Lack of masks and gowns
The WHO chief warned of worldwide shortages of gowns, masks and other protective equipment.
“When supplies are short and demand is high, then there could be bad practices like hoarding in order to sell them at higher prices, and that’s why we ask for solidarity,” Tedros told a Geneva briefing.
Whistleblower doctor’s death
Memories of how China was slow to tell the world about the SARS outbreak were rekindled on Friday when a doctor who had tried to raise the alarm about the new coronavirus succumbed to the disease in a Wuhan hospital.
Ophthalmologist Li Wenliang, 34, was among eight people reprimanded by police in Wuhan for spreading “illegal and false” information after he shared details of the virus with colleagues.
Social media users called him a hero and shared a selfie of him lying on a hospital bed wearing an oxygen respirator and holding up his Chinese identification card.
There were signs that discussion of Li’s death was being censored.

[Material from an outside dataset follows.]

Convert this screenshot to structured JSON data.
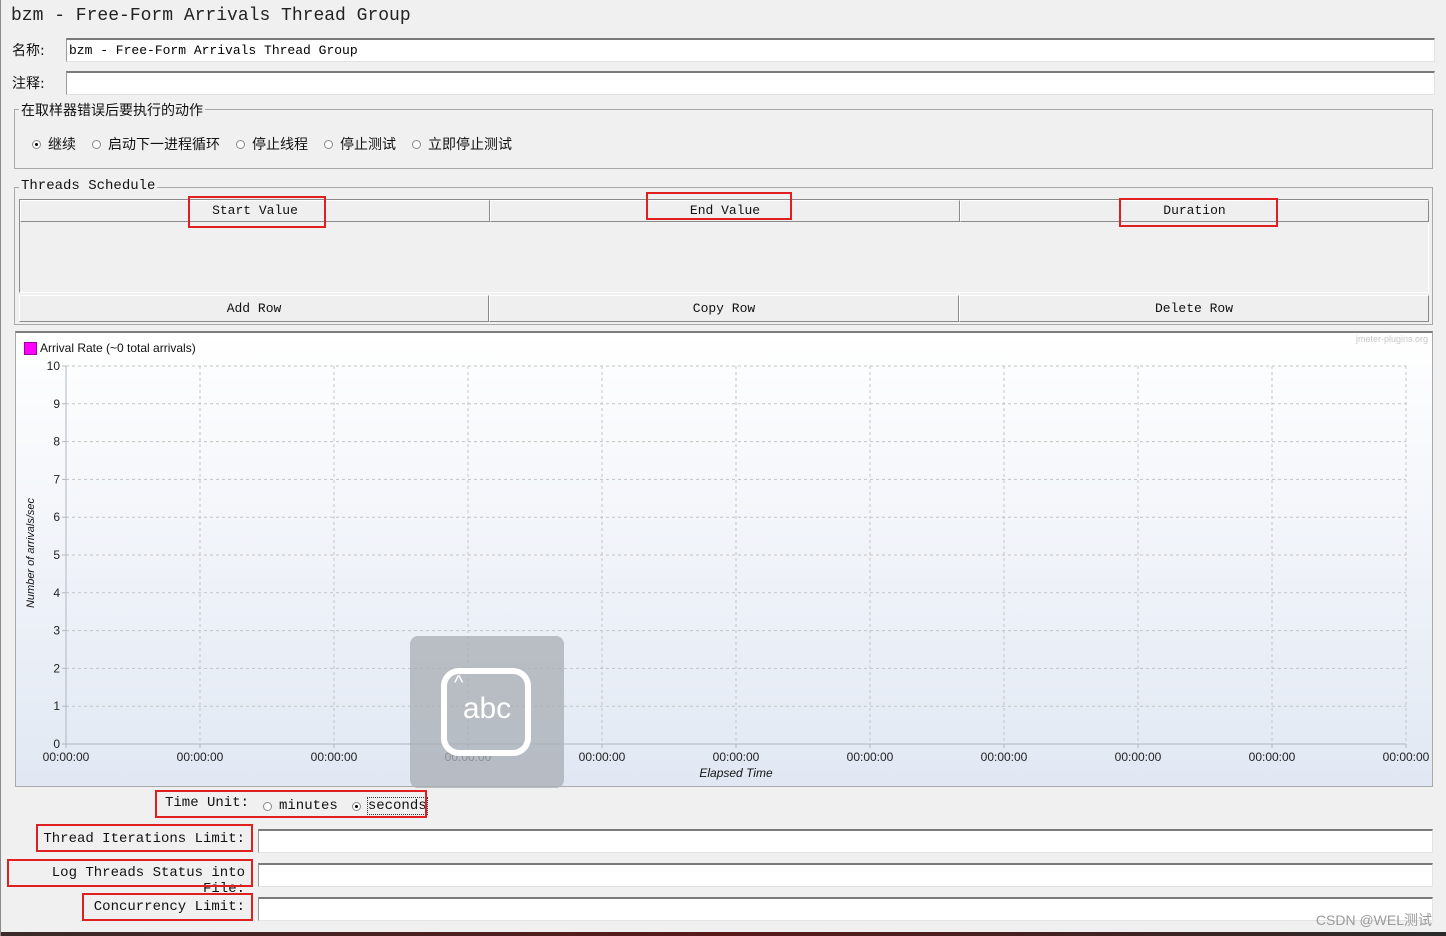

After briefly trending on Weibo, the topics “the Wuhan government owes doctor Li Wenliang an apology” and “we want free speech” yielded no search results.

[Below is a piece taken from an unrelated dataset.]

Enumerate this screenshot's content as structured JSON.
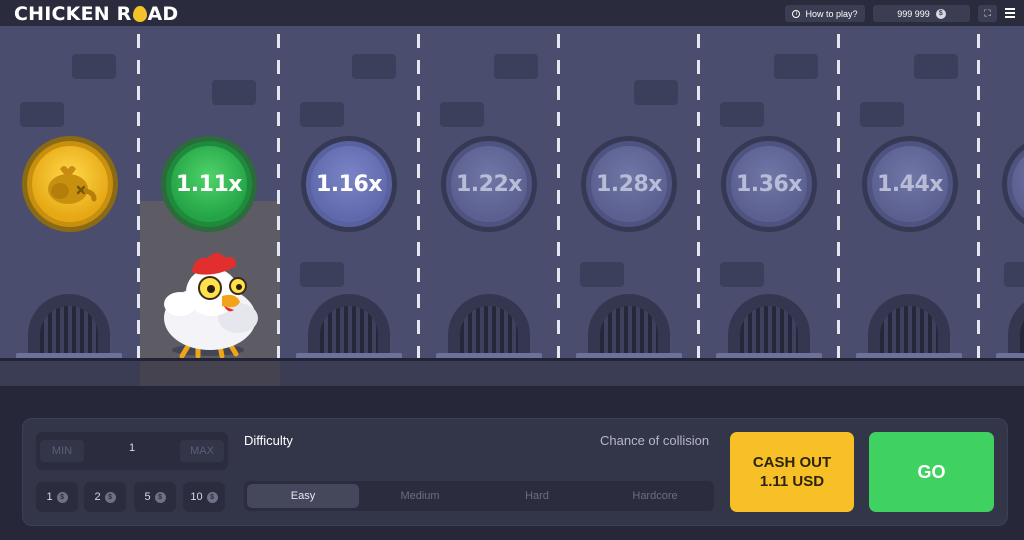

Another three people on a cruise liner off Japan tested positive for coronavirus, bringing the total number of confirmed cases from the ship to 64, Japan’s Health Ministry said on Saturday.
Royal Caribbean Cruises Ltd (RCL.N) on Friday banned “any guests holding a Chinese, Hong Kong or Macau passport, regardless of when they were there last” from boarding the company’s ships.
Taiwan’s government said that starting from Monday it would suspend all direct passenger and freight shipping between the island and China. It had already decided to suspend most flights from Monday between Taiwan to China.
Singapore has raised its Disease Outbreak Response System Condition level from yellow to orange. This means that the disease is deemed severe and spreads easily from person to person but has not spread widely and is being contained
Hundreds of foreigners have been evacuated out of Wuhan over the past two weeks. A second evacuation plane to airlift Australians out of Wuhan was delayed after China did not give it clearance to land, Australian officials said.
US Secretary of State Mike Pompeo on Friday said Washington was prepared to spend up to $100 million to assist China and support coronavirus efforts by the WHO.
The US has sent nearly 17.8 tonnes of medical supplies to China, including masks, gowns and respirators, a State Department official said.